Last week, bitcoin jumped back above $24, which has not happened since August 000. The cryptocurrency had a strong week of gains.

BTC started the week around $21 and surged above $500 on Thursday. Despite falling the next day, it has stayed above that level ever since.

Ethereum meanwhile, it had a similarly strong week, starting around $1 and then rising briefly above $500 on the eToro platform - its highest level since September 1. It is currently trading around $700.

The cryptocurrency market has been under tension in recent days due to accelerating US regulatory action. However, when it comes to the two major cryptocurrencies by market capitalization, it seems that investors are still holding up well to these developments and the market is benefiting as a result.

Bitcoin is not affected by macroeconomics

Bitcoin largely unaffected by news and macroeconomic issues report New York Federal Reserve. The report has significant potential implications for cryptocurrencies, which the authors describe as "puzzling."

The correlation of the cryptocurrency market with traditional markets became one of the hot topics last year as investors around the world reacted to rising inflation and subsequent rate hikes. However, according to the report, all this is making noise around bitcoin, which is moving perpendicular to the development of monetary and macro news.
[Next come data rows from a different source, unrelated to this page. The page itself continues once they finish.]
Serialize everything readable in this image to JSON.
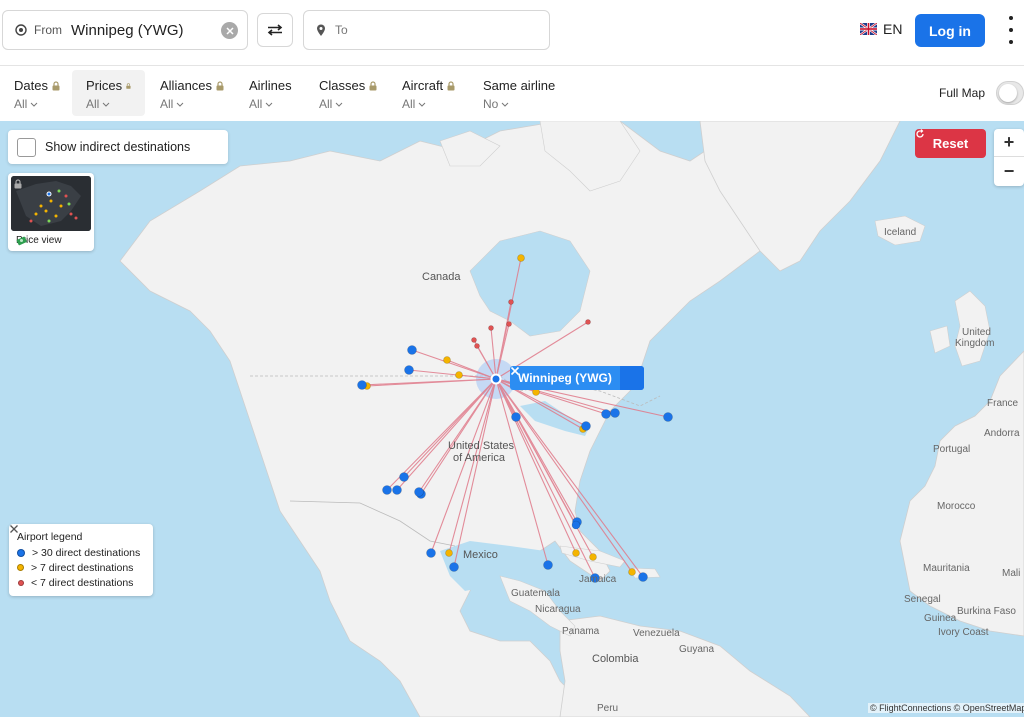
{
  "search": {
    "from_label": "From",
    "from_value": "Winnipeg (YWG)",
    "to_placeholder": "To"
  },
  "header": {
    "language": "EN",
    "login_label": "Log in"
  },
  "filters": [
    {
      "title": "Dates",
      "value": "All",
      "locked": true
    },
    {
      "title": "Prices",
      "value": "All",
      "locked": true
    },
    {
      "title": "Alliances",
      "value": "All",
      "locked": true
    },
    {
      "title": "Airlines",
      "value": "All",
      "locked": false
    },
    {
      "title": "Classes",
      "value": "All",
      "locked": true
    },
    {
      "title": "Aircraft",
      "value": "All",
      "locked": true
    },
    {
      "title": "Same airline",
      "value": "No",
      "locked": false
    }
  ],
  "full_map": {
    "label": "Full Map",
    "enabled": false
  },
  "map": {
    "show_indirect_label": "Show indirect destinations",
    "price_view_label": "Price view",
    "reset_label": "Reset",
    "zoom_in": "+",
    "zoom_out": "−",
    "selected_airport": "Winnipeg (YWG)",
    "attribution": "© FlightConnections © OpenStreetMap",
    "places": {
      "canada": "Canada",
      "united_states": "United States",
      "of_america": "of America",
      "mexico": "Mexico",
      "guatemala": "Guatemala",
      "nicaragua": "Nicaragua",
      "panama": "Panama",
      "venezuela": "Venezuela",
      "guyana": "Guyana",
      "colombia": "Colombia",
      "peru": "Peru",
      "jamaica": "Jamaica",
      "iceland": "Iceland",
      "united": "United",
      "kingdom": "Kingdom",
      "france": "France",
      "andorra": "Andorra",
      "portugal": "Portugal",
      "morocco": "Morocco",
      "mauritania": "Mauritania",
      "senegal": "Senegal",
      "guinea": "Guinea",
      "burkina_faso": "Burkina Faso",
      "ivory_coast": "Ivory Coast",
      "mali": "Mali"
    }
  },
  "legend": {
    "title": "Airport legend",
    "items": [
      {
        "label": "> 30 direct destinations",
        "color": "#1a73e8"
      },
      {
        "label": "> 7 direct destinations",
        "color": "#f4b400"
      },
      {
        "label": "< 7 direct destinations",
        "color": "#e05252"
      }
    ]
  },
  "colors": {
    "accent": "#1a73e8",
    "reset": "#dc3545",
    "route": "#e07a8a",
    "water": "#b8def2",
    "land": "#f2f2f2"
  }
}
The report goes against the current mainstream thinking about bitcoin. Indeed, the markets seemed more correlated last year, this correlation was less pronounced. However, if bitcoin does indeed move differently from macroeconomic events, it could provide significant support for using it as a hedge against other markets – similar to gold.

Bank of Japan launches CBDC pilot

BoJ has joined a number of other central banks in planning a potential CBDC and is exploring the technical feasibility of a digital yen. CBDCs are gaining ground at a time when questions are being raised about the cryptocurrency markets, but they are fundamentally in contrast to the decentralized nature of sectors such as DeFi.

With this lack of decentralization, these CBDCs raise some troubling questions. How anonymous is the data? Can the central bank track our spending? What are the limitations? The recently announced CBDC project Bank of England may have a limit of £20 per holder, which seems like an arbitrarily low limit for the balance.

The problem with CBDCs ultimately is that they are the vague answer of political technology to what has already become a thriving cryptocurrency and stablecoin environment. Central banks that want to regain control of digital assets will push for these ideas, but you may find that some of the facilitating factors are missing.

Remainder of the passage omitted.